There is hardly anyone in the world by now who is unfamiliar with the affable, down-to-earth, conspicuously humble persona projected by Pope Francis. His style of governance, however, is a far cry from this carefully cultivated public image. Influenced by the Peronist ideology of his native Argentina, he rules the Roman Catholic Church with the idiosyncratic passions, and the disciplined commitment to an agenda, of a true ideologue. And "Amoris Laetitia," Francis's 260-page, nearly 60,000-word, post-synodal apostolic exhortation on marriage and family, which was at long last released on Friday, is the clearest example yet.
Francis' "People's Pope" persona has always belied an autocratic temperament that is coldly efficient at achieving his aims, if not winning allies to his cause. In his National Geographic profile of the pontiff, formerly known as Jorge Mario Bergoglio, Robert Draper relates that:
"[Francis has] an awareness that his every act and syllable will be parsed for symbolic portent. Such prudence is thoroughly in keeping with the Jorge Bergoglio known by his Argentine friends, who scoff at the idea that he is guileless. They describe him as a 'chess player,' one whose every day is 'perfectly organized,' in which 'each and every step has been thought out.' Bergoglio himself told the journalists Francesca Ambrogetti and Sergio Rubin several years ago that he seldom heeded his impulses, since 'the first answer that comes to me is usually wrong.' "
Robert Mickens, editor in chief of Global Pulse, an online Catholic magazine, described Francis as a "master tactician" who was able to "make a move to outflank various groups and people that continue to oppose many of his initiatives."
Such cold and calculating determination has been in evidence throughout the process leading up to Friday's publication of "Amoris Laetitia." Never in my lifetime as a Catholic has a papal document been more anticipated — or feared — than this follow-up to the two-part Synod of Bishops that originally convened in October 2014. Institutionally, the document's roots can be traced back even further, at least to the consistory, or meeting of cardinals, in February 2014, at which the octogenarian Cardinal Walter Kasper, bishop emeritus of Rottenburg-Stuttgart, was personally asked by Francis to give the keynote address. It was here that Kasper — once a lightning rod of theological controversy who had already begun to fade into the obscurity of retirement — had new life suddenly breathed into his ecclesiastical career as he was lavished with praise by the unconventional new pope for his "serene theology."

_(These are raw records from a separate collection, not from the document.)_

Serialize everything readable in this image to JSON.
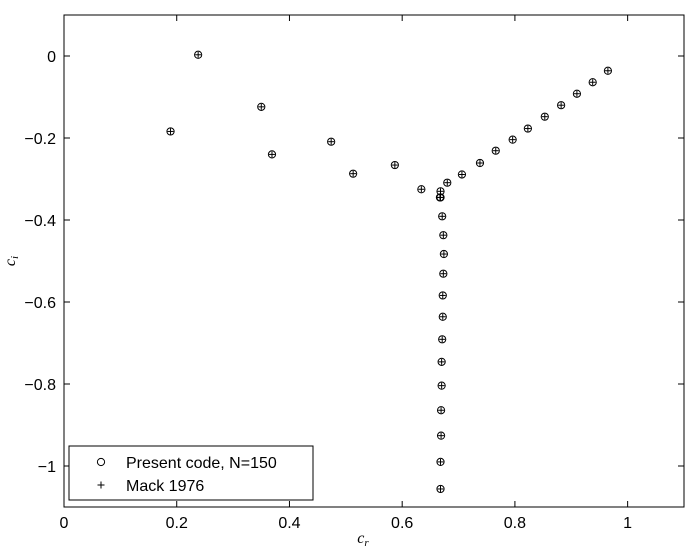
{
  "chart_data": {
    "type": "scatter",
    "xlabel": "c",
    "xlabel_sub": "r",
    "ylabel": "c",
    "ylabel_sub": "i",
    "xlim": [
      0,
      1.1
    ],
    "ylim": [
      -1.1,
      0.1
    ],
    "xticks": [
      0,
      0.2,
      0.4,
      0.6,
      0.8,
      1
    ],
    "xtick_labels": [
      "0",
      "0.2",
      "0.4",
      "0.6",
      "0.8",
      "1"
    ],
    "yticks": [
      0,
      -0.2,
      -0.4,
      -0.6,
      -0.8,
      -1
    ],
    "ytick_labels": [
      "0",
      "−0.2",
      "−0.4",
      "−0.6",
      "−0.8",
      "−1"
    ],
    "grid": false,
    "legend_position": "bottom-left",
    "series": [
      {
        "name": "Present code, N=150",
        "marker": "circle",
        "x": [
          0.189,
          0.238,
          0.35,
          0.369,
          0.474,
          0.513,
          0.587,
          0.634,
          0.667,
          0.671,
          0.673,
          0.674,
          0.673,
          0.672,
          0.672,
          0.671,
          0.67,
          0.67,
          0.669,
          0.669,
          0.668,
          0.668,
          0.668,
          0.668,
          0.68,
          0.706,
          0.738,
          0.766,
          0.796,
          0.823,
          0.853,
          0.882,
          0.91,
          0.938,
          0.965
        ],
        "y": [
          -0.184,
          0.003,
          -0.124,
          -0.24,
          -0.209,
          -0.287,
          -0.266,
          -0.325,
          -0.345,
          -0.391,
          -0.437,
          -0.483,
          -0.531,
          -0.584,
          -0.636,
          -0.691,
          -0.746,
          -0.804,
          -0.864,
          -0.926,
          -0.99,
          -1.056,
          -0.345,
          -0.33,
          -0.309,
          -0.289,
          -0.261,
          -0.231,
          -0.204,
          -0.177,
          -0.148,
          -0.12,
          -0.092,
          -0.064,
          -0.036
        ]
      },
      {
        "name": "Mack 1976",
        "marker": "plus",
        "x": [
          0.189,
          0.238,
          0.35,
          0.369,
          0.474,
          0.513,
          0.587,
          0.634,
          0.667,
          0.671,
          0.673,
          0.674,
          0.673,
          0.672,
          0.672,
          0.671,
          0.67,
          0.67,
          0.669,
          0.669,
          0.668,
          0.668,
          0.668,
          0.668,
          0.68,
          0.706,
          0.738,
          0.766,
          0.796,
          0.823,
          0.853,
          0.882,
          0.91,
          0.938,
          0.965
        ],
        "y": [
          -0.184,
          0.003,
          -0.124,
          -0.24,
          -0.209,
          -0.287,
          -0.266,
          -0.325,
          -0.345,
          -0.391,
          -0.437,
          -0.483,
          -0.531,
          -0.584,
          -0.636,
          -0.691,
          -0.746,
          -0.804,
          -0.864,
          -0.926,
          -0.99,
          -1.056,
          -0.345,
          -0.33,
          -0.309,
          -0.289,
          -0.261,
          -0.231,
          -0.204,
          -0.177,
          -0.148,
          -0.12,
          -0.092,
          -0.064,
          -0.036
        ]
      }
    ]
  }
}
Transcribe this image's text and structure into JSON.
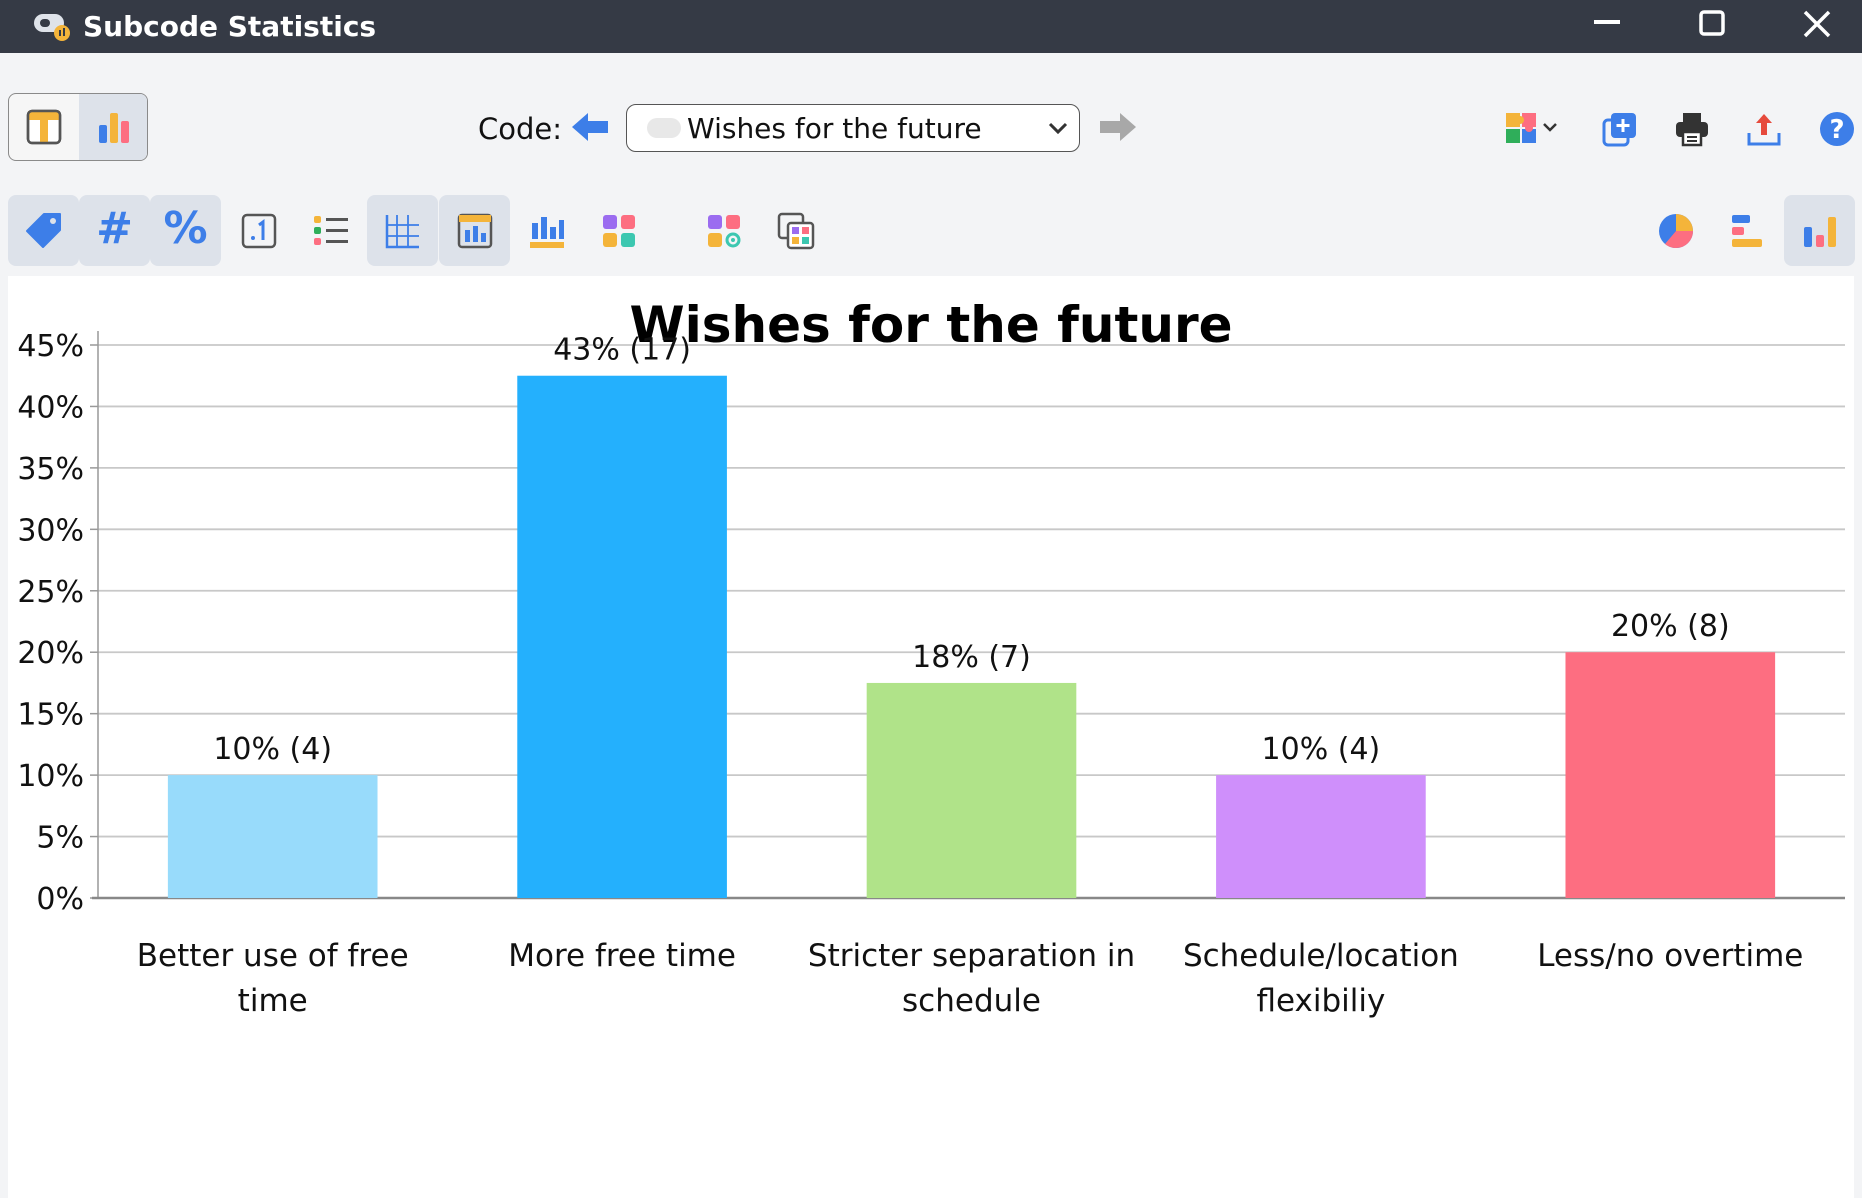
{
  "window": {
    "title": "Subcode Statistics",
    "icons": [
      "app-icon",
      "minimize-icon",
      "maximize-icon",
      "close-icon"
    ]
  },
  "toolbar": {
    "code_label": "Code:",
    "selected_code": "Wishes for the future",
    "icons": [
      "table-view-icon",
      "chart-view-icon",
      "arrow-left-icon",
      "arrow-right-icon",
      "chevron-down-icon",
      "puzzle-icon",
      "add-copy-icon",
      "print-icon",
      "export-icon",
      "help-icon"
    ],
    "help_glyph": "?"
  },
  "format_toolbar": {
    "hash_glyph": "#",
    "percent_glyph": "%",
    "icons": [
      "tag-icon",
      "hash-icon",
      "percent-icon",
      "decimal-icon",
      "list-icon",
      "grid-icon",
      "chart-frame-icon",
      "bar-labels-icon",
      "color-tiles-icon",
      "color-settings-icon",
      "copy-colors-icon",
      "pie-chart-icon",
      "horizontal-bar-icon",
      "vertical-bar-icon"
    ]
  },
  "chart_data": {
    "type": "bar",
    "title": "Wishes for the future",
    "xlabel": "",
    "ylabel": "",
    "ylim": [
      0,
      45
    ],
    "y_ticks": [
      "0%",
      "5%",
      "10%",
      "15%",
      "20%",
      "25%",
      "30%",
      "35%",
      "40%",
      "45%"
    ],
    "categories": [
      [
        "Better use of free",
        "time"
      ],
      [
        "More free time"
      ],
      [
        "Stricter separation in",
        "schedule"
      ],
      [
        "Schedule/location",
        "flexibiliy"
      ],
      [
        "Less/no overtime"
      ]
    ],
    "values": [
      10,
      42.5,
      17.5,
      10,
      20
    ],
    "data_labels": [
      "10% (4)",
      "43% (17)",
      "18% (7)",
      "10% (4)",
      "20% (8)"
    ],
    "colors": [
      "#98dbfb",
      "#24b0fd",
      "#b0e389",
      "#cf8ffb",
      "#fd6e81"
    ],
    "grid": true,
    "legend": "none"
  }
}
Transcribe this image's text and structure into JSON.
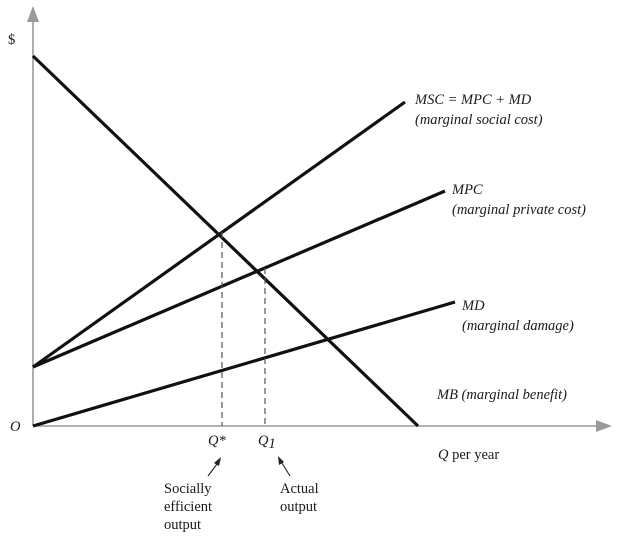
{
  "diagram": {
    "axes": {
      "y_label": "$",
      "origin_label": "O",
      "x_label_var": "Q",
      "x_label_rest": " per year"
    },
    "curves": {
      "msc": {
        "name": "MSC = MPC + MD",
        "desc": "(marginal social cost)"
      },
      "mpc": {
        "name": "MPC",
        "desc": "(marginal private cost)"
      },
      "md": {
        "name": "MD",
        "desc": "(marginal damage)"
      },
      "mb": {
        "name": "MB (marginal benefit)"
      }
    },
    "quantities": {
      "q_star": {
        "label": "Q*",
        "note_line1": "Socially",
        "note_line2": "efficient",
        "note_line3": "output"
      },
      "q1": {
        "label_var": "Q",
        "label_sub": "1",
        "note_line1": "Actual",
        "note_line2": "output"
      }
    },
    "colors": {
      "ink": "#111111",
      "axis": "#9a9a9a"
    }
  }
}
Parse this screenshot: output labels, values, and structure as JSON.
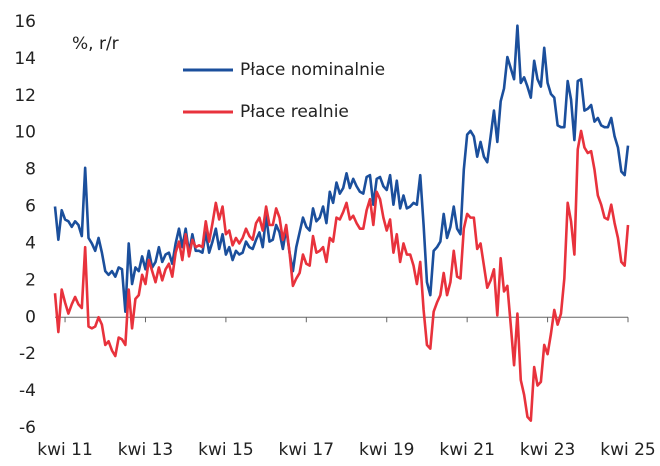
{
  "chart_data": {
    "type": "line",
    "annotation": "%, r/r",
    "categories": [
      null,
      null,
      null,
      "kwi 11",
      null,
      null,
      null,
      null,
      null,
      null,
      null,
      null,
      null,
      null,
      null,
      null,
      null,
      null,
      null,
      null,
      null,
      null,
      null,
      null,
      null,
      null,
      null,
      "kwi 13",
      null,
      null,
      null,
      null,
      null,
      null,
      null,
      null,
      null,
      null,
      null,
      null,
      null,
      null,
      null,
      null,
      null,
      null,
      null,
      null,
      null,
      null,
      null,
      "kwi 15",
      null,
      null,
      null,
      null,
      null,
      null,
      null,
      null,
      null,
      null,
      null,
      null,
      null,
      null,
      null,
      null,
      null,
      null,
      null,
      null,
      null,
      null,
      null,
      "kwi 17",
      null,
      null,
      null,
      null,
      null,
      null,
      null,
      null,
      null,
      null,
      null,
      null,
      null,
      null,
      null,
      null,
      null,
      null,
      null,
      null,
      null,
      null,
      null,
      "kwi 19",
      null,
      null,
      null,
      null,
      null,
      null,
      null,
      null,
      null,
      null,
      null,
      null,
      null,
      null,
      null,
      null,
      null,
      null,
      null,
      null,
      null,
      null,
      null,
      "kwi 21",
      null,
      null,
      null,
      null,
      null,
      null,
      null,
      null,
      null,
      null,
      null,
      null,
      null,
      null,
      null,
      null,
      null,
      null,
      null,
      null,
      null,
      null,
      null,
      "kwi 23",
      null,
      null,
      null,
      null,
      null,
      null,
      null,
      null,
      null,
      null,
      null,
      null,
      null,
      null,
      null,
      null,
      null,
      null,
      null,
      null,
      null,
      null,
      null,
      "kwi 25"
    ],
    "series": [
      {
        "name": "Płace nominalnie",
        "color": "#1b4f9c",
        "values": [
          6.0,
          4.2,
          5.8,
          5.3,
          5.2,
          4.9,
          5.2,
          5.0,
          4.4,
          8.1,
          4.3,
          4.0,
          3.6,
          4.3,
          3.5,
          2.5,
          2.3,
          2.5,
          2.2,
          2.7,
          2.6,
          0.3,
          4.0,
          1.8,
          2.7,
          2.5,
          3.3,
          2.6,
          3.6,
          2.7,
          3.0,
          3.8,
          3.0,
          3.4,
          3.5,
          2.9,
          4.0,
          4.8,
          3.8,
          4.8,
          3.5,
          4.5,
          3.6,
          3.6,
          3.5,
          4.6,
          3.5,
          4.1,
          4.8,
          3.7,
          4.5,
          3.4,
          3.8,
          3.1,
          3.6,
          3.4,
          3.5,
          4.1,
          3.8,
          3.7,
          4.2,
          4.6,
          3.8,
          5.5,
          4.1,
          4.2,
          5.0,
          4.6,
          3.7,
          4.8,
          3.5,
          2.5,
          3.8,
          4.6,
          5.4,
          4.9,
          4.7,
          5.9,
          5.2,
          5.4,
          6.0,
          5.1,
          6.8,
          6.2,
          7.3,
          6.7,
          7.0,
          7.8,
          7.0,
          7.5,
          7.1,
          6.8,
          6.7,
          7.6,
          7.7,
          6.1,
          7.5,
          7.6,
          7.1,
          6.9,
          7.7,
          6.1,
          7.4,
          5.9,
          6.6,
          5.9,
          6.0,
          6.2,
          6.1,
          7.7,
          5.0,
          1.9,
          1.2,
          3.6,
          3.8,
          4.1,
          5.6,
          4.3,
          4.9,
          6.0,
          4.8,
          4.5,
          8.0,
          9.9,
          10.1,
          9.8,
          8.7,
          9.5,
          8.7,
          8.4,
          9.8,
          11.2,
          9.5,
          11.7,
          12.4,
          14.1,
          13.5,
          12.9,
          15.8,
          12.7,
          13.0,
          12.5,
          11.9,
          13.9,
          12.9,
          12.5,
          14.6,
          12.7,
          12.1,
          11.9,
          10.4,
          10.3,
          10.3,
          12.8,
          11.8,
          9.6,
          12.8,
          12.9,
          11.2,
          11.3,
          11.5,
          10.6,
          10.8,
          10.4,
          10.3,
          10.3,
          10.8,
          9.8,
          9.2,
          7.9,
          7.7,
          9.3
        ]
      },
      {
        "name": "Płace realnie",
        "color": "#e8323c",
        "values": [
          1.3,
          -0.8,
          1.5,
          0.8,
          0.2,
          0.7,
          1.1,
          0.7,
          0.5,
          3.8,
          -0.5,
          -0.6,
          -0.5,
          0.0,
          -0.4,
          -1.5,
          -1.3,
          -1.8,
          -2.1,
          -1.1,
          -1.2,
          -1.5,
          1.5,
          -0.6,
          1.0,
          1.2,
          2.3,
          1.8,
          3.1,
          2.5,
          1.9,
          2.7,
          2.0,
          2.6,
          2.9,
          2.2,
          3.5,
          4.1,
          3.1,
          4.5,
          3.3,
          4.2,
          3.8,
          3.9,
          3.8,
          5.2,
          4.1,
          5.1,
          6.2,
          5.3,
          6.0,
          4.5,
          4.7,
          3.9,
          4.3,
          4.0,
          4.3,
          4.8,
          4.4,
          4.2,
          5.1,
          5.4,
          4.7,
          6.0,
          5.0,
          5.0,
          5.9,
          5.4,
          4.2,
          5.0,
          3.5,
          1.7,
          2.1,
          2.4,
          3.4,
          2.9,
          2.8,
          4.4,
          3.5,
          3.6,
          3.8,
          3.0,
          4.3,
          4.1,
          5.4,
          5.3,
          5.7,
          6.2,
          5.3,
          5.5,
          5.1,
          4.8,
          4.8,
          5.8,
          6.4,
          5.0,
          6.8,
          6.4,
          5.4,
          4.7,
          5.3,
          3.5,
          4.5,
          3.0,
          4.0,
          3.4,
          3.4,
          2.8,
          1.8,
          3.0,
          0.4,
          -1.5,
          -1.7,
          0.3,
          0.8,
          1.2,
          2.4,
          1.2,
          1.9,
          3.6,
          2.2,
          2.1,
          4.8,
          5.6,
          5.4,
          5.4,
          3.7,
          4.0,
          2.8,
          1.6,
          2.0,
          2.6,
          0.1,
          3.2,
          1.4,
          1.7,
          -0.4,
          -2.6,
          0.2,
          -3.4,
          -4.2,
          -5.4,
          -5.6,
          -2.7,
          -3.7,
          -3.5,
          -1.5,
          -2.0,
          -0.9,
          0.4,
          -0.4,
          0.2,
          2.1,
          6.2,
          5.2,
          3.4,
          9.1,
          10.1,
          9.2,
          8.9,
          9.0,
          8.0,
          6.6,
          6.1,
          5.4,
          5.3,
          6.1,
          5.1,
          4.3,
          3.0,
          2.8,
          5.0
        ]
      }
    ],
    "ylim": [
      -6,
      16
    ],
    "yticks": [
      -6,
      -4,
      -2,
      0,
      2,
      4,
      6,
      8,
      10,
      12,
      14,
      16
    ],
    "grid": false
  }
}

At the core of this theology was a novel conception of mercy that appeared to preclude repentance. While paying lip service to the church's long-established doctrine on the indissolubility of marriage, Kasper proposed the exploration of "new paths" to respond to the alleged "deep needs of divorced people who have remarried," offering the idea of a "period of penance" after which they might be "readmitted to the sacraments." This "Kasper Proposal," as it came to be known, was nothing new in his native Germany, where he had advocated it (and implemented it in practice) for years, but thrust into the spotlight of Rome it became an immediate point of contention for orthodox Catholics. It represented the possibility of an institutional embrace of adultery, as well as permission for those living in grave sin to be readmitted to Holy Communion — a practice that had been understood previously as sacrilege. Nevertheless, it formed the locus around which both the extraordinary and ordinary synods on marriage and family would trace their orbits in October 2014 and 2015, respectively.
For his part, Kasper — with a strong papal endorsement in hand — continued to pitch the idea as he went on a world tour to promote his book "Mercy: The Essence of the Gospel and the Key to Christian Life." Francis, who described Kasper early in his papacy as a "superb theologian," said that his book "has done me so much good, so much good." As pressure mounted against the Kasper Proposal from more conservative quarters within the church, the cardinal responded with an appeal to authority: "I agreed with the pope. I spoke twice with him. He showed himself content [with the proposal]. Now, they create this controversy. A cardinal must be close to the pope, by his side. The cardinals are the pope's cooperators."
With no correction from the Vatican, Kasper's testimony stood, in the eyes of many of the faithful, as proof that Francis was an advocate of his position. And as the list of unorthodox prelates invited personally by Francis to the synod grew, so too did the suspicion that the pope was, in fact, entertaining the unthinkable: a blessing for changes in Catholic practice that would fatally erode the very doctrine they purported not to change.